Сначала Хирн удивился, потом почувствовал возмущение. В голосе Каммингса появились нотки жалости к себе. Хирн редко встречал людей, которые вот так бы просто рассказывали о таких вещах другим. Очевидно, в нем уживались два разных человека.
— Мне очень жаль, сэр, — пробормотал он наконец.
Пламя в керосиновой лампе Колмана потускнело и запрыгало, освещая палатку длинными дрожащими лучами.
— В самом деле, Роберт? Разве вас когда-нибудь что-нибудь трогает? — спросил генерал как-то беспомощно. Он протянул руку и поправил фитиль. — Вам известно, что вы очень бесчувственный человек?
— Возможно.
— Вы способны кого-нибудь пожалеть… уступить кому-нибудь?
— Я не понимаю, что вы хотите этим сказать, генерал. — Голос Хирна, к счастью, звучал твердо.
— Это неважно, Роберт. — Генерал посмотрел на свои руки. — Если вам хочется помочиться, ради бога идите и прекратите расхаживать здесь.
— Слушаюсь, сэр.
— Мы так и не закончили наш спор.
Это было уже лучше.
— Да, так в чем я должен уступать, с чем соглашаться? Может быть, с тем, что вы — это господь бог?
— Знаете, Роберт, если бог существует, то он наверняка похож на меня.
— В умении сводить все к одному знаменателю?
— Точно.
Они могли бы сейчас говорить, говорить и говорить. Но они молчали в течение нескольких секунд. Каждый из них понял в эти секунды, что они нисколько не нравятся друг другу.
Завязался новый разговор, они немного поспорили, главным образом о ходе кампании. Воспользовавшись первой паузой, Хирн пожелал генералу спокойной ночи и направился в свою палатку.
Прислушиваясь в темноте к звонкому хрусту листьев кокосовых деревьев, он долго не мог заснуть.
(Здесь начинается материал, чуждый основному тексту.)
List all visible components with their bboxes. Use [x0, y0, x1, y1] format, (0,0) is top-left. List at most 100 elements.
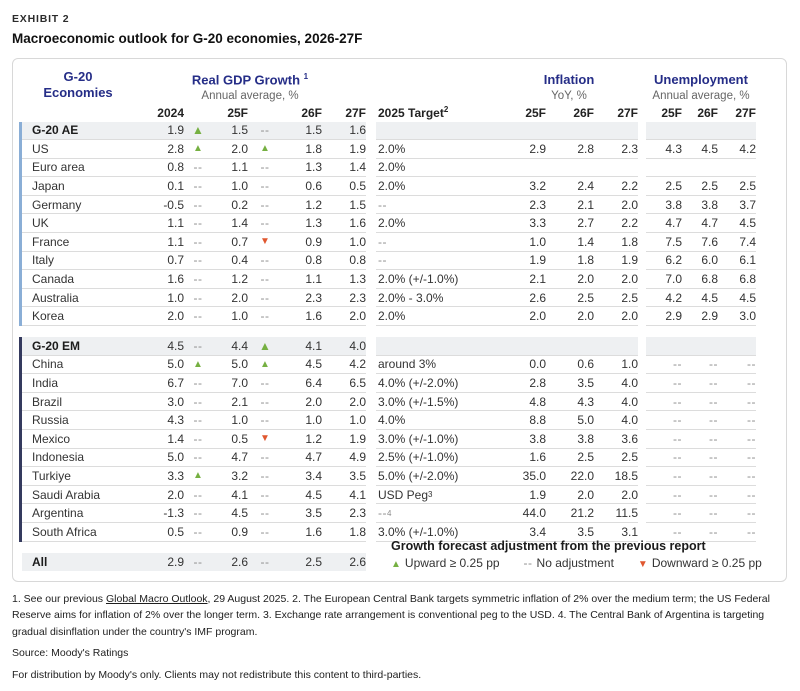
cell-u25: 6.2 — [646, 252, 682, 271]
global-macro-outlook-link[interactable]: Global Macro Outlook — [105, 593, 208, 606]
cell-i27 — [594, 121, 638, 141]
cell-g2024: 0.7 — [134, 252, 184, 271]
cell-u27: -- — [718, 486, 756, 505]
cell-g25: 4.1 — [212, 486, 248, 505]
cell-u25: 3.8 — [646, 196, 682, 215]
cell-u26: 4.5 — [682, 289, 718, 308]
cell-i25: 35.0 — [500, 467, 546, 486]
cell-name: Indonesia — [22, 449, 134, 468]
cell-i26: 2.5 — [546, 449, 594, 468]
cell-g26: 6.4 — [282, 374, 322, 393]
cell-i26: 2.5 — [546, 289, 594, 308]
exhibit-label: EXHIBIT 2 — [12, 13, 70, 25]
cell-i26: 5.0 — [546, 411, 594, 430]
downward-arrow-icon: ▼ — [248, 233, 282, 252]
cell-u25: 2.5 — [646, 177, 682, 196]
cell-u26: 2.5 — [682, 177, 718, 196]
cell-u27: 4.5 — [718, 289, 756, 308]
page-title: Macroeconomic outlook for G-20 economies… — [12, 31, 363, 46]
cell-u26: 6.0 — [682, 252, 718, 271]
cell-u27: 6.1 — [718, 252, 756, 271]
cell-g25: 5.0 — [212, 356, 248, 375]
cell-i25 — [500, 159, 546, 178]
column-gap — [638, 177, 646, 196]
no-adjustment-dash: -- — [248, 177, 282, 196]
upward-arrow-icon: ▲ — [184, 121, 212, 141]
no-adjustment-dash: -- — [184, 270, 212, 289]
economies-header-line2: Economies — [43, 85, 113, 101]
cell-target: 2.0% — [376, 214, 500, 234]
cell-u26: -- — [682, 430, 718, 449]
cell-g26: 2.3 — [282, 289, 322, 308]
cell-g26: 1.2 — [282, 196, 322, 215]
cell-i27: 4.0 — [594, 411, 638, 430]
column-gap — [366, 252, 376, 271]
column-gap — [638, 467, 646, 486]
column-gap — [366, 411, 376, 430]
cell-i25: 3.3 — [500, 214, 546, 234]
cell-i27: 2.2 — [594, 214, 638, 234]
cell-u25: -- — [646, 523, 682, 542]
no-adjustment-dash: -- — [184, 523, 212, 542]
no-adjustment-dash: -- — [184, 486, 212, 505]
cell-i27: 4.0 — [594, 374, 638, 393]
cell-u25: 7.0 — [646, 270, 682, 289]
cell-i27: 2.0 — [594, 270, 638, 289]
cell-g27: 1.6 — [322, 214, 366, 234]
cell-u25 — [646, 159, 682, 178]
footnote-text-post: , 29 August 2025. 2. The European Centra… — [12, 593, 770, 638]
cell-i26: 0.6 — [546, 356, 594, 375]
cell-i26: 4.3 — [546, 393, 594, 412]
cell-u26 — [682, 121, 718, 141]
upward-arrow-icon: ▲ — [248, 337, 282, 356]
cell-g2024: 1.4 — [134, 430, 184, 449]
row-euro-area: Euro area 0.8 -- 1.1 -- 1.3 1.4 2.0% — [22, 159, 776, 178]
cell-u27: -- — [718, 504, 756, 523]
cell-g26: 1.3 — [282, 159, 322, 178]
cell-g2024: 1.0 — [134, 289, 184, 308]
cell-i25: 1.6 — [500, 449, 546, 468]
cell-u26 — [682, 159, 718, 178]
cell-i25: 2.6 — [500, 289, 546, 308]
cell-g27: 1.9 — [322, 430, 366, 449]
cell-u26: 6.8 — [682, 270, 718, 289]
column-gap — [366, 393, 376, 412]
cell-i26: 2.1 — [546, 196, 594, 215]
row-italy: Italy 0.7 -- 0.4 -- 0.8 0.8 -- 1.9 1.8 1.9 6.2 6.0 6.… — [22, 252, 776, 271]
table-body: G-20 AE 1.9 ▲ 1.5 -- 1.5 1.6 US 2.8 ▲ 2.0 ▲ 1.8 1.9 2.… — [19, 121, 776, 572]
legend-downward: ▼ Downward ≥ 0.25 pp — [638, 556, 762, 570]
cell-name: Germany — [22, 196, 134, 215]
no-adjustment-dash: -- — [248, 289, 282, 308]
cell-u26: 3.8 — [682, 196, 718, 215]
cell-g25: 2.0 — [212, 140, 248, 159]
cell-u25: -- — [646, 374, 682, 393]
cell-i25: 3.4 — [500, 523, 546, 542]
cell-g2024: 1.1 — [134, 233, 184, 252]
column-gap — [366, 122, 376, 141]
legend-items: ▲ Upward ≥ 0.25 pp -- No adjustment ▼ Downw… — [391, 556, 783, 570]
cell-i26: 3.5 — [546, 374, 594, 393]
cell-name: India — [22, 374, 134, 393]
cell-u27: -- — [718, 411, 756, 430]
cell-g27: 1.8 — [322, 523, 366, 542]
no-adjustment-dash: -- — [184, 393, 212, 412]
column-gap — [638, 270, 646, 289]
no-adjustment-dash: -- — [248, 196, 282, 215]
cell-g25: 3.2 — [212, 467, 248, 486]
column-gap — [366, 356, 376, 375]
no-adjustment-dash: -- — [184, 337, 212, 356]
column-gap — [638, 122, 646, 141]
cell-i26: 2.4 — [546, 177, 594, 196]
cell-g2024: 5.0 — [134, 356, 184, 375]
cell-target: 4.0% — [376, 411, 500, 430]
cell-g26: 0.8 — [282, 252, 322, 271]
cell-g26: 1.0 — [282, 411, 322, 430]
cell-name: Italy — [22, 252, 134, 271]
cell-u27: 2.5 — [718, 177, 756, 196]
cell-g2024: 2.0 — [134, 486, 184, 505]
no-adjustment-dash: -- — [248, 467, 282, 486]
cell-u25: -- — [646, 504, 682, 523]
cell-u25: -- — [646, 467, 682, 486]
column-gap — [638, 374, 646, 393]
cell-g2024: 4.5 — [134, 337, 184, 356]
Вокруг простирались мили и мили джунглей, бесконечные просторы южных широт с непривычными звездами на небе. Сегодня что-то произошло, но так ли это? Не преувеличивает ли Хирн? Да и было ли все это на самом деле? Может, это все ему приснилось? Хирн тихо засмеялся. Вот он, побудительный мотивчик…
Докапываешься до сути вещей — и встречаешь одну только грязь.
Однажды его любовница подала ему утром зеркало и сказала:
— Посмотри на себя. Когда ты лежишь в постели, ты очень похож на обезьяну.
Теперь ему уже не было смешно, его начало лихорадить. Господи, ну и положение.
Когда пришло утро, Хирн уже не был уверен, что вчера вообще что-то произошло.